Autor: Agustín Mañero
25/11/02
Es hembra poderosa y ardiente, a la vez que, dócil, tierna y sumisa. Nos entendemos perfectamente y, en estos dos años que salimos juntos, no he tenido la menor queja de su comportamiento. Cierto que nuestra relación es semanal y que si nos viésemos a diario, podría llegar a ser un tormento para mí; es más, pienso que mi físico no podría soportarlo. Nuestros encuentros suelen ser campestres, en plena naturaleza. A los dos nos incomodaría hacerlo en una ciudad atestada de gente, con sus ruidos y algarabía. Preferimos la paz rural, los rumores de la brisa, la sosegada campiña. Allí estamos a gusto.
Los domingos, días de mis visitas, suele esperarme hecha un manojo de nervios. Lo noto, nada más verla. Me aguarda con su bonita cabeza erguida que, a menudo, muestra su desafío, pero que, junto a mí, se inclina, rendida. Lo que más me atrae de ella, lo que me seduce perdidamente es su mirada. Profunda, insondable, inmensa como sus ojos, se me ofrece tierna, dulce y acariciadora. La interrumpe adrede con ligeros parpadeos coquetos y, con ellos, me solicita, me exige caricias, mientras adivino en los tensos músculos de su desnudo cuerpo el deseo que la domina. Con el tiempo, he aprendido a tratarla.
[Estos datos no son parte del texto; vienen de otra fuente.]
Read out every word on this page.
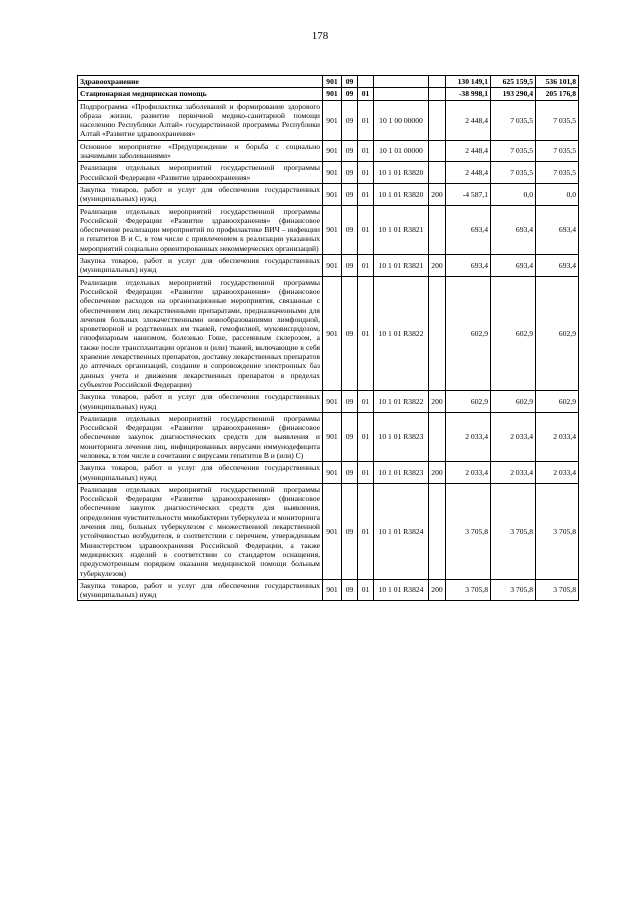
178
Здравоохранение	901	09				130 149,1	625 159,5	536 101,8
Стационарная медицинская помощь	901	09	01			-38 998,1	193 290,4	205 176,8
Подпрограмма «Профилактика заболеваний и формирование здорового образа жизни, развитие первичной медико-санитарной помощи населению Республики Алтай» государственной программы Республики Алтай «Развитие здравоохранения»	901	09	01	10 1 00 00000		2 448,4	7 035,5	7 035,5
Основное мероприятие «Предупреждение и борьба с социально значимыми заболеваниями»	901	09	01	10 1 01 00000		2 448,4	7 035,5	7 035,5
Реализация отдельных мероприятий государственной программы Российской Федерации «Развитие здравоохранения»	901	09	01	10 1 01 R3820		2 448,4	7 035,5	7 035,5
Закупка товаров, работ и услуг для обеспечения государственных (муниципальных) нужд	901	09	01	10 1 01 R3820	200	-4 587,1	0,0	0,0
Реализация отдельных мероприятий государственной программы Российской Федерации «Развитие здравоохранения» (финансовое обеспечение реализации мероприятий по профилактике ВИЧ – инфекции и гепатитов В и С, в том числе с привлечением к реализации указанных мероприятий социально ориентированных некоммерческих организаций)	901	09	01	10 1 01 R3821		693,4	693,4	693,4
Закупка товаров, работ и услуг для обеспечения государственных (муниципальных) нужд	901	09	01	10 1 01 R3821	200	693,4	693,4	693,4
Реализация отдельных мероприятий государственной программы Российской Федерации «Развитие здравоохранения» (финансовое обеспечение расходов на организационные мероприятия, связанные с обеспечением лиц лекарственными препаратами, предназначенными для лечения больных злокачественными новообразованиями лимфоидной, кроветворной и родственных им тканей, гемофилией, муковисцидозом, гипофизарным нанизмом, болезнью Гоше, рассеянным склерозом, а также после трансплантации органов и (или) тканей, включающие в себя хранение лекарственных препаратов, доставку лекарственных препаратов до аптечных организаций, создание и сопровождение электронных баз данных учета и движения лекарственных препаратов в пределах субъектов Российской Федерации)	901	09	01	10 1 01 R3822		602,9	602,9	602,9
Закупка товаров, работ и услуг для обеспечения государственных (муниципальных) нужд	901	09	01	10 1 01 R3822	200	602,9	602,9	602,9
Реализация отдельных мероприятий государственной программы Российской Федерации «Развитие здравоохранения» (финансовое обеспечение закупок диагностических средств для выявления и мониторинга лечения лиц, инфицированных вирусами иммунодефицита человека, в том числе в сочетании с вирусами гепатитов В и (или) С)	901	09	01	10 1 01 R3823		2 033,4	2 033,4	2 033,4
Закупка товаров, работ и услуг для обеспечения государственных (муниципальных) нужд	901	09	01	10 1 01 R3823	200	2 033,4	2 033,4	2 033,4
Реализация отдельных мероприятий государственной программы Российской Федерации «Развитие здравоохранения» (финансовое обеспечение закупок диагностических средств для выявления, определения чувствительности микобактерии туберкулеза и мониторинга лечения лиц, больных туберкулезом с множественной лекарственной устойчивостью возбудителя, в соответствии с перечнем, утвержденным Министерством здравоохранения Российской Федерации, а также медицинских изделий в соответствии со стандартом оснащения, предусмотренным порядком оказания медицинской помощи больным туберкулезом)	901	09	01	10 1 01 R3824		3 705,8	3 705,8	3 705,8
Закупка товаров, работ и услуг для обеспечения государственных (муниципальных) нужд	901	09	01	10 1 01 R3824	200	3 705,8	3 705,8	3 705,8
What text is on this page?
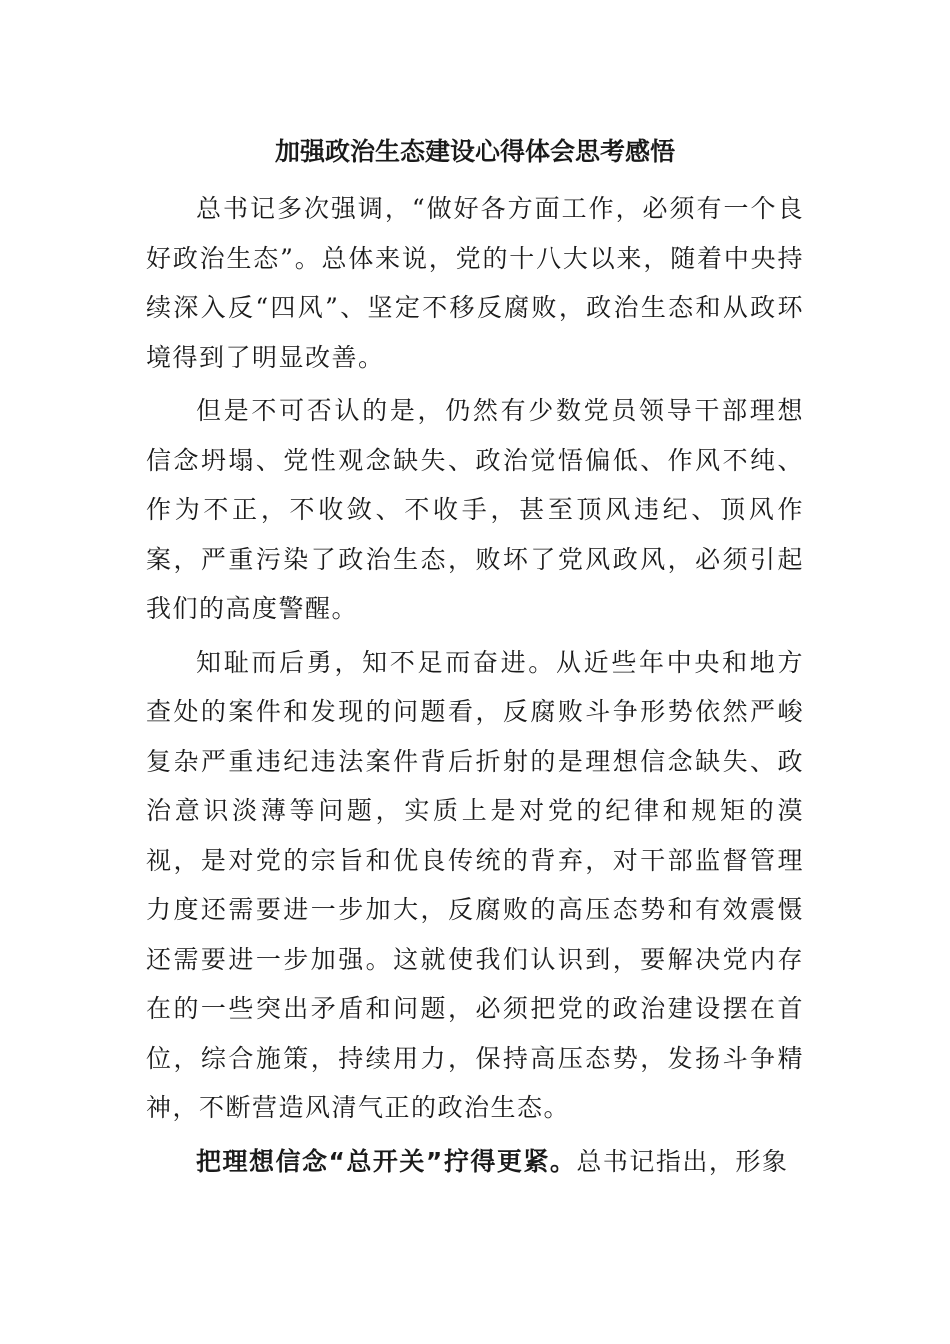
加强政治生态建设心得体会思考感悟

总书记多次强调，“做好各方面工作，必须有一个良好政治生态”。总体来说，党的十八大以来，随着中央持续深入反“四风”、坚定不移反腐败，政治生态和从政环境得到了明显改善。

但是不可否认的是，仍然有少数党员领导干部理想信念坍塌、党性观念缺失、政治觉悟偏低、作风不纯、作为不正，不收敛、不收手，甚至顶风违纪、顶风作案，严重污染了政治生态，败坏了党风政风，必须引起我们的高度警醒。

知耻而后勇，知不足而奋进。从近些年中央和地方查处的案件和发现的问题看，反腐败斗争形势依然严峻复杂严重违纪违法案件背后折射的是理想信念缺失、政治意识淡薄等问题，实质上是对党的纪律和规矩的漠视，是对党的宗旨和优良传统的背弃，对干部监督管理力度还需要进一步加大，反腐败的高压态势和有效震慑还需要进一步加强。这就使我们认识到，要解决党内存在的一些突出矛盾和问题，必须把党的政治建设摆在首位，综合施策，持续用力，保持高压态势，发扬斗争精神，不断营造风清气正的政治生态。

把理想信念“总开关”拧得更紧。总书记指出，形象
Mis primeras atenciones son para su cara, que acaricio con ambas manos, y los siguientes mimos para su cuello. Soberbio. Largo, fino, pero a la vez enérgico, emerge de un pecho pujante que se agita con ansia. También me demoro en éste y le dedico el tiempo que se merece. Siento su enervamiento bajo mis manos, los temblores que lo sacuden y el callado grito del cuerpo todo que se queja de mi tardanza. Me place hacerla esperar, notar su impaciencia por desfogarse. La veo tan bonita y presumida que me apena hacerle sentir mi peso sobre su cuerpo para iniciar los preliminares acostumbrados. Pero al fin, me dispongo a ejecutar el ritual de cada semana que, invariablemente, nos conduce a nuestro goce en común.
Con tiento, conteniendo la respiración —como si de esta manera pudiese pesarle menos— subo en ella que, gozosa, acepta mi monta. Los primeros movimientos, necesarios para alcanzar nuestro placer, son pausados, morosos, y sirven de preámbulo al alocado ritmo que les sucede. Ella se calienta pronto y he de ser yo el que ponga freno a sus ansias contenidas, a sus urgentes anhelos alocados. Ya he mencionado que es poderosa y, de ello, no cesa de darme sobradas muestras. Sería capaz de aguantar una acelerada cadencia durante mucho tiempo, pero yo, con menos facultades, me veo en la necesidad de sujetar sus ímpetus. Para ello, oprimo sus rotundos flancos con mis piernas, en su oído le susurro moderación y, tras los primeros saltos alocados, la reconduzco hacia el placer comedido, menos intenso, pero más duradero. Invariablemente, acabamos los dos agotados. Yo, con mis pudendas partes resentidas, y ella sudorosa y jadeante.
Al final, y para que no se enfríe, la arropo, luego la incito al descanso y le doy su merecido celemín de avena y cebada.